E: I just noticed this issue was last posted in two years ago. Apologies for the bump, I found it from a Google search.

[jonathancross]

@kode54 Yes, I'm aware that some functions such as encryption in the browser cannot be done in a secure manner without JavaScript. But the vast majority of the site is read-only info and all of that would work flawlessly without JavaScript (if built correctly). I've built and maintained hundreds of websites for Google that work this way.

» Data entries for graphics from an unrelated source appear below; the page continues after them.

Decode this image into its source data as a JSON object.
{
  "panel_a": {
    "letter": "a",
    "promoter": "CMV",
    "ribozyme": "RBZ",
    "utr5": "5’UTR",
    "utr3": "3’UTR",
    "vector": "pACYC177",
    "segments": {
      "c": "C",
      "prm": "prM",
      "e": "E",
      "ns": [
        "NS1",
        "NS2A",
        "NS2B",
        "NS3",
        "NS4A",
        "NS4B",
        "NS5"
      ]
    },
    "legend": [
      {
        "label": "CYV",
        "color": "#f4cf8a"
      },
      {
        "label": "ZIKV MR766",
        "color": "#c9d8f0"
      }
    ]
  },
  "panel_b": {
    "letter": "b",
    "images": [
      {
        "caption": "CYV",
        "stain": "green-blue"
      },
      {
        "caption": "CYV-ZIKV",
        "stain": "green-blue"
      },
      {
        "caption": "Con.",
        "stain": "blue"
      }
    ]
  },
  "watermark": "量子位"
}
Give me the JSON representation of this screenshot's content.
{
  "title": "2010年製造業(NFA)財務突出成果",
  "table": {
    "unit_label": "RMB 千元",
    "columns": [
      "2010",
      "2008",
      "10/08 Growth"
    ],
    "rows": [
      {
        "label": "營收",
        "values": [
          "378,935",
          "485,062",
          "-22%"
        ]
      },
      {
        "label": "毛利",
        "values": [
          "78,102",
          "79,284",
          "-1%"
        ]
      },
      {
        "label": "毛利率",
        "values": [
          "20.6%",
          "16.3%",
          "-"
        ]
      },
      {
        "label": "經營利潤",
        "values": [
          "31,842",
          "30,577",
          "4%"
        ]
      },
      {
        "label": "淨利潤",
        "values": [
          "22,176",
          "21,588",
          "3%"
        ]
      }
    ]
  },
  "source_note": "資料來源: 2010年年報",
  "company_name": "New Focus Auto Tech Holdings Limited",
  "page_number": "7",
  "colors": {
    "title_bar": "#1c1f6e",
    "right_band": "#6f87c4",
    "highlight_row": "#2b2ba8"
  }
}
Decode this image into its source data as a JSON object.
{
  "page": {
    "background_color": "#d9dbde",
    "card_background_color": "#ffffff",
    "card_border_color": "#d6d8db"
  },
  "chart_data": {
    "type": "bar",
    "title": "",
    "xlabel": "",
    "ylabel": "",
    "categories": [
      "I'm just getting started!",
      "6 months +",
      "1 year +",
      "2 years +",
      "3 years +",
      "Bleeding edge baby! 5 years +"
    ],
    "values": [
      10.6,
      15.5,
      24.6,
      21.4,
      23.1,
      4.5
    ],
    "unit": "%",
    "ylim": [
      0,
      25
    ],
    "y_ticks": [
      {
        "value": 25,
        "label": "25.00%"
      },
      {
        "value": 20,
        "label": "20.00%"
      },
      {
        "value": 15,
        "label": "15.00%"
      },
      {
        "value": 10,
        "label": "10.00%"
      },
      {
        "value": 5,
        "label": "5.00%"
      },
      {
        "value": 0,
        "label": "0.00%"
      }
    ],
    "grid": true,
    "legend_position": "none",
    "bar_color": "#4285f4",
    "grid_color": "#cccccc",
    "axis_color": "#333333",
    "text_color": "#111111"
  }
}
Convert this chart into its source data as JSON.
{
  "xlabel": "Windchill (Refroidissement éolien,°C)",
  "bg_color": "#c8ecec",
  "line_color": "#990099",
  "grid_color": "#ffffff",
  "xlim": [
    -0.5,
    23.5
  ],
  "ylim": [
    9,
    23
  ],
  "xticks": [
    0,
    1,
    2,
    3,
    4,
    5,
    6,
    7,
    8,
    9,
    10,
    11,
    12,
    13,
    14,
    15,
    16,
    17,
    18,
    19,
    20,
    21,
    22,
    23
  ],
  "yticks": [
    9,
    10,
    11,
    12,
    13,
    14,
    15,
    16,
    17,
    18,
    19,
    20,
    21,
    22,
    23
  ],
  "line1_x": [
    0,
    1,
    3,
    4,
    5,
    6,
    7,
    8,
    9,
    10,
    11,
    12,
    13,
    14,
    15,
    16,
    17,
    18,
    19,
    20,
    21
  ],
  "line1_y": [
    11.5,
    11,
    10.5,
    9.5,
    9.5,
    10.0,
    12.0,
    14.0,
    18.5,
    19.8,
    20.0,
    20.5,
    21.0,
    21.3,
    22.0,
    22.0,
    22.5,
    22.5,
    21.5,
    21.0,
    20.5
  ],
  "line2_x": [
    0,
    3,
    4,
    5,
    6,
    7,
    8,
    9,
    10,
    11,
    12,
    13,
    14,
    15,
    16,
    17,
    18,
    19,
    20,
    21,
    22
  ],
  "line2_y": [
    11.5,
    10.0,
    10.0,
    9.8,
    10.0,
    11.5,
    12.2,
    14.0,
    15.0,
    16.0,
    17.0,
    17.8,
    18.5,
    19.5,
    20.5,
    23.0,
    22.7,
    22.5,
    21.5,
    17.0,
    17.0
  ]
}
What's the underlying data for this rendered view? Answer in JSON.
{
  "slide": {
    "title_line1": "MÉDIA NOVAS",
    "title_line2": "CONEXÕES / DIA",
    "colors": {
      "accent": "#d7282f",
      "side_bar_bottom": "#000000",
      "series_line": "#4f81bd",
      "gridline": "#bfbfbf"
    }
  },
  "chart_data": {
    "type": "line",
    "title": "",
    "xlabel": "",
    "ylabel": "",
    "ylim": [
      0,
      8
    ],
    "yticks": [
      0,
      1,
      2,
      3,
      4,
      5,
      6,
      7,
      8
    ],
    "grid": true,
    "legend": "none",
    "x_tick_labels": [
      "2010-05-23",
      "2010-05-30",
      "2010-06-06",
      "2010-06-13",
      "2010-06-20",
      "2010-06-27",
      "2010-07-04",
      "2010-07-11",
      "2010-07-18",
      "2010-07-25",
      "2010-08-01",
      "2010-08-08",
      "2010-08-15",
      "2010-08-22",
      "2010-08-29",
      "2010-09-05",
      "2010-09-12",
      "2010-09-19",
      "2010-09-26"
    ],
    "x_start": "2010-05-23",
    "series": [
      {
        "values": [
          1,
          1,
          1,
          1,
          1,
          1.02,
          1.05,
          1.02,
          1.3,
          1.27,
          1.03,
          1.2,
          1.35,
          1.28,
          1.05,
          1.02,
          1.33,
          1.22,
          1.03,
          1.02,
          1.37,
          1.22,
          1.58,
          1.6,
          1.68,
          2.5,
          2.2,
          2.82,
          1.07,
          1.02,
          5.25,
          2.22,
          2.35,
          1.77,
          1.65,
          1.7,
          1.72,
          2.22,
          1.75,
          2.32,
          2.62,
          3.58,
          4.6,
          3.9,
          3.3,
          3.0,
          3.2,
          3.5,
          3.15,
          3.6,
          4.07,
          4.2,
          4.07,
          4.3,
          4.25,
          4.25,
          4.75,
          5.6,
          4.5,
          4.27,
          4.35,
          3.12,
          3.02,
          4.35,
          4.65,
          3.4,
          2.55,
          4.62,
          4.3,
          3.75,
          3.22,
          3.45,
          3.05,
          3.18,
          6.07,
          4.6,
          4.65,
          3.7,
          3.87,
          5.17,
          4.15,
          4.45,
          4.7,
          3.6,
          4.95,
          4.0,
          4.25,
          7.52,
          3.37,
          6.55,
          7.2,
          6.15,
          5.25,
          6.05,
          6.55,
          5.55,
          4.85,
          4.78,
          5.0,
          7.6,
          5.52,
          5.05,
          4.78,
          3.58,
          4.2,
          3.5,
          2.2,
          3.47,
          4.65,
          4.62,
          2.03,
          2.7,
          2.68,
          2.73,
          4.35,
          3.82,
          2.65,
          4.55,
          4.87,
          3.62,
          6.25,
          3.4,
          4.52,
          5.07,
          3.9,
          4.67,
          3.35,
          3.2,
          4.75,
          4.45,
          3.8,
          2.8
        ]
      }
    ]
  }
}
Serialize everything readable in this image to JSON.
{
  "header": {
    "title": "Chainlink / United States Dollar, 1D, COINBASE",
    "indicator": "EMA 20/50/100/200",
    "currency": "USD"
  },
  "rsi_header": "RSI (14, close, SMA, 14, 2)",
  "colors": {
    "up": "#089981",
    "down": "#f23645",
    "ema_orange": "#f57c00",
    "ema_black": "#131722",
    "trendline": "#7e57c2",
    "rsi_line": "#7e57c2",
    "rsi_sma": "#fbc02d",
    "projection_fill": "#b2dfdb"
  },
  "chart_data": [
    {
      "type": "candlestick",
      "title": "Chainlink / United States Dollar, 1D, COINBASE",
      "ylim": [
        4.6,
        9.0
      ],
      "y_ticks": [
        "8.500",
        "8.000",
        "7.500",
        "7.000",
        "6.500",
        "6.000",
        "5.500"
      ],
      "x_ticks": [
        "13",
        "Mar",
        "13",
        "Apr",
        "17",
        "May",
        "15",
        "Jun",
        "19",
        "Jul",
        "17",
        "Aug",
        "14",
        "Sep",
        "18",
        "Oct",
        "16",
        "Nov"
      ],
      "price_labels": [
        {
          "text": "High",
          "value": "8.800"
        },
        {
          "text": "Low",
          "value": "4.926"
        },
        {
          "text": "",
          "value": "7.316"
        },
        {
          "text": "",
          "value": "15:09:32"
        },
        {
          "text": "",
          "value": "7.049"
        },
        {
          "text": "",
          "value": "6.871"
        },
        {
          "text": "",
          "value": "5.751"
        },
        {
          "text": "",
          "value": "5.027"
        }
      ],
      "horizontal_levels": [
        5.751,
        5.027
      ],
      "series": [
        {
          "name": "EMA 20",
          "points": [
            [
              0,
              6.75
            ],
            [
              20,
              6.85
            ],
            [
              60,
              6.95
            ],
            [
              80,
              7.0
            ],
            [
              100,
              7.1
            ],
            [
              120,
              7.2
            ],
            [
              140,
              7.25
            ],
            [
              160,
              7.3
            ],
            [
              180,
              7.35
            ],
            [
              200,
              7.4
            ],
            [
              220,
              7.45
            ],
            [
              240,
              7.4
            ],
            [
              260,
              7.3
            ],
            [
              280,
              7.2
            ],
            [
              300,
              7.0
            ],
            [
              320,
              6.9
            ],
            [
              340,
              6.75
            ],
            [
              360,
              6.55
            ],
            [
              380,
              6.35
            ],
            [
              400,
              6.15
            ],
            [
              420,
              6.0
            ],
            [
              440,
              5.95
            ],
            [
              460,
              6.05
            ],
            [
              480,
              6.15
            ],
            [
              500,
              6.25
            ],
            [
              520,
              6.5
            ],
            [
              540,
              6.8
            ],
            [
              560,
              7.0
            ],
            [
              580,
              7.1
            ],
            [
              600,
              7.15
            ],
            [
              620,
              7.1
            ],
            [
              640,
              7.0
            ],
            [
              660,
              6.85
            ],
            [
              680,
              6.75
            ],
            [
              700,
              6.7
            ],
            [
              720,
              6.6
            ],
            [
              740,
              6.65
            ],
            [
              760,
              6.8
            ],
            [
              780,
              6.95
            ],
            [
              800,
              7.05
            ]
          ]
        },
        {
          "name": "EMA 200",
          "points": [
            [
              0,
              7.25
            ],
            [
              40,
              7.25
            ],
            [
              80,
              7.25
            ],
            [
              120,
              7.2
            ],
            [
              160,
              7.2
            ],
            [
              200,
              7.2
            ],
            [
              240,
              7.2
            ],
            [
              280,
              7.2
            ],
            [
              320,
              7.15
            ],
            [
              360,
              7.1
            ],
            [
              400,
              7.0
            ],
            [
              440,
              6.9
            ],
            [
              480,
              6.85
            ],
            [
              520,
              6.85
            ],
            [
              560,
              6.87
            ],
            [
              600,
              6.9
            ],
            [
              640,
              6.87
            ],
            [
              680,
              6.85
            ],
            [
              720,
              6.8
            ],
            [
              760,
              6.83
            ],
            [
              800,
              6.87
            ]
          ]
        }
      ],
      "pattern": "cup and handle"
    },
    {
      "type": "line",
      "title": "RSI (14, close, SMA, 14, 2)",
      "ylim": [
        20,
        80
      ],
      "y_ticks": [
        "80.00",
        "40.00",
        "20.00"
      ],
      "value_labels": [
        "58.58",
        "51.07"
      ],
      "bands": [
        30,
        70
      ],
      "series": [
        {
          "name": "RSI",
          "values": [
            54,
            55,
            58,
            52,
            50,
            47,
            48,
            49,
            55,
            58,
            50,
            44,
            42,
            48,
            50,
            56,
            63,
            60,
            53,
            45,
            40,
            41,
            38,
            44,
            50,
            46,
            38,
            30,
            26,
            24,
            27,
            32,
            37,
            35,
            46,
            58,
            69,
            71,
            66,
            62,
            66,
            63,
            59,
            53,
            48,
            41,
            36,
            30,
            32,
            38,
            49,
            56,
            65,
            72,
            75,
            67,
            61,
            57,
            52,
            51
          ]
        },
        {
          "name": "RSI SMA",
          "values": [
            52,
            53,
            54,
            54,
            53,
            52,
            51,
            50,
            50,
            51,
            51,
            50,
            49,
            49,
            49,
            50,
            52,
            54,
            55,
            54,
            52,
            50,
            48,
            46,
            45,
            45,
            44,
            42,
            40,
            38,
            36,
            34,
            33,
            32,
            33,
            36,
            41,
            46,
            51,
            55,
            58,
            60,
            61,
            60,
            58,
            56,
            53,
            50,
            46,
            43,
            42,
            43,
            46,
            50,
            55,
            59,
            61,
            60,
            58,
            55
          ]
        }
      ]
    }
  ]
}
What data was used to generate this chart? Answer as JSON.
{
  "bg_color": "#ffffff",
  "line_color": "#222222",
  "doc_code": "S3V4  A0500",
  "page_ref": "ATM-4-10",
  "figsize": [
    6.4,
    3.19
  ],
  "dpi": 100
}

Personally, I don't even use the encryption and verification capabilities in the browser as these things work much better from desktop software (and are more secure there). Instead I'm looking up people's keys, usernames, photos, checking social media handles, seeing proof posted, checking who follows who, etc.

[Mikaela]

Is the Tor service down currently?

└┌(%:~)┌- keybase id mikaela

▶ INFO Error checking feature "ftl": API network error: Get http://keybase5wmilwokqirssclfnsqrjdsi7jdir5wy7y7iu3tanwmtp6oid.onion/_/api/1.0/user/features.json?features=ftl: Can't complete SOCKS5 connection. [tags:chat-trace=xaiKwwOi1fKU]                                                                              
▶ ERROR API network error: doRetry failed, attempts: 3, timeout 5.324s, last err: Get http://keybase5wmilwokqirssclfnsqrjdsi7jdir5wy7y7iu3tanwmtp6oid.onion/_/api/1.0/merkle/path.json?c=1&last=5545093&load_deleted=1&load_reset_chain=1&poll=10&sig_hints_low=11&uid=f6592c0e050967553c04b4e5f475da00: Can't complete SOCKS5 connection. (code 1601)

Tor: Jun 11 13:55:50 sedric Tor-client[5931]: Closed X streams for service [scrubbed].onion for reason resolve failed. Fetch status: No more HSDir available to query.

[heronhaye]

Seems like it, could you try again now?